Titled Mureed-e-Shak, it is Agha Hashr’s adaptation of Shakespeare’s ‘The winter’s tale’, most adroitly directed by internationally acclaimed film personality Zia Mohyuddin.

As the story goes, a king has paranoid fears about his wife having had a fling with his friend, also a king, and casts off his newly-born daughter being a victim of his fear about the daughter being the illegitimate offspring of his friend. Left in the wilderness, the girl is brought up in the home of a shepherd. As the years go by, she grows up and falls in love with the son of her father’s erstwhile friend. A series of events occur over the intervening years till, after a passage of 16 years, all’s well that ends well, and Husna, it turns out, is well and alive and has been preserved.
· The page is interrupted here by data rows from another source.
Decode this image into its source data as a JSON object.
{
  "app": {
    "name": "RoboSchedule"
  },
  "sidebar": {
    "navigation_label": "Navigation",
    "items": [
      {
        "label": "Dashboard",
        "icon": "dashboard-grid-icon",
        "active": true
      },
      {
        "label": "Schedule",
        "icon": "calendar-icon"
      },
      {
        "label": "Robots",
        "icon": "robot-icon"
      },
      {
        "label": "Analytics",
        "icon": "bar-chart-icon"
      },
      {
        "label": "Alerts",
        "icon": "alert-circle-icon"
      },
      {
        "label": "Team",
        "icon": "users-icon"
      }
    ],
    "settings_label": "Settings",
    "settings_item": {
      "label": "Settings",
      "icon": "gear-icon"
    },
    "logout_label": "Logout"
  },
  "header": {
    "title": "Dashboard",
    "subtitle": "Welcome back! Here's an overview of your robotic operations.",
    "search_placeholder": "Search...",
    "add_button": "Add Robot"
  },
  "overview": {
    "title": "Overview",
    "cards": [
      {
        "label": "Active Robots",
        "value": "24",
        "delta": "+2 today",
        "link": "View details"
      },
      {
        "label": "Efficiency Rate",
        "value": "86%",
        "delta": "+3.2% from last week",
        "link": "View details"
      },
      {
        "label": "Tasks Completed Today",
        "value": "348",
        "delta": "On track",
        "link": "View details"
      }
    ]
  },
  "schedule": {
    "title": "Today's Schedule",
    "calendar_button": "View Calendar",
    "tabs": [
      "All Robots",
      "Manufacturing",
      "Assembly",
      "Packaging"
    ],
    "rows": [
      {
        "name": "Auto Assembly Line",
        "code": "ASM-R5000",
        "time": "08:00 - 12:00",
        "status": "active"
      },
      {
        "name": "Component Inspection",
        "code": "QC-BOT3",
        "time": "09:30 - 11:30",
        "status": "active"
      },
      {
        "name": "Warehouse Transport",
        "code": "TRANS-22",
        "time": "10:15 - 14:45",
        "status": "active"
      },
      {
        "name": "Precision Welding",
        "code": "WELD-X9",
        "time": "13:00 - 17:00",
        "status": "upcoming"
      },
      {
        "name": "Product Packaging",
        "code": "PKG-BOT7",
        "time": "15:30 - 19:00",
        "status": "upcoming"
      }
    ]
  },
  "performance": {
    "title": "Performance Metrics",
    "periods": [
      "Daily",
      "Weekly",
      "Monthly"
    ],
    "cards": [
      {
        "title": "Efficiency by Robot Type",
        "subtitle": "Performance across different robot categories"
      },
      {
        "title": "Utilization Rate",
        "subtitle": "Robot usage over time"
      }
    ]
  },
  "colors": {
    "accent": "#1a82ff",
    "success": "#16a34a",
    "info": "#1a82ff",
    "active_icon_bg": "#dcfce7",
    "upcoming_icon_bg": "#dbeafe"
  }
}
In Shakespear’s original play, she is the equivalent of Hermoine. All the cast members performed their roles really adroitly. However, Husna’s role as the wronged wife’s was really profound. She really put life into her role. So was Safia Zaheer Ali as Hameeda Bano Shamaila Taj as Husna did a wonderful job too. However, the person most deserving of credit is none other than the world-famous screen personality Zia Mohyuddin. His adroit direction really made the production worth watching.

A legend in his lifetime, Zia has made many memorable stage appearances in London and New York in classical and contemporary works. In the early 70s, he presented the Zia Mohyuddin show over the Pakistan Television. He has acted in numerous stage plays in England. Mureed-e-Shak marked the opening of Napa’s three-week stage play and music festival which ends on March 31.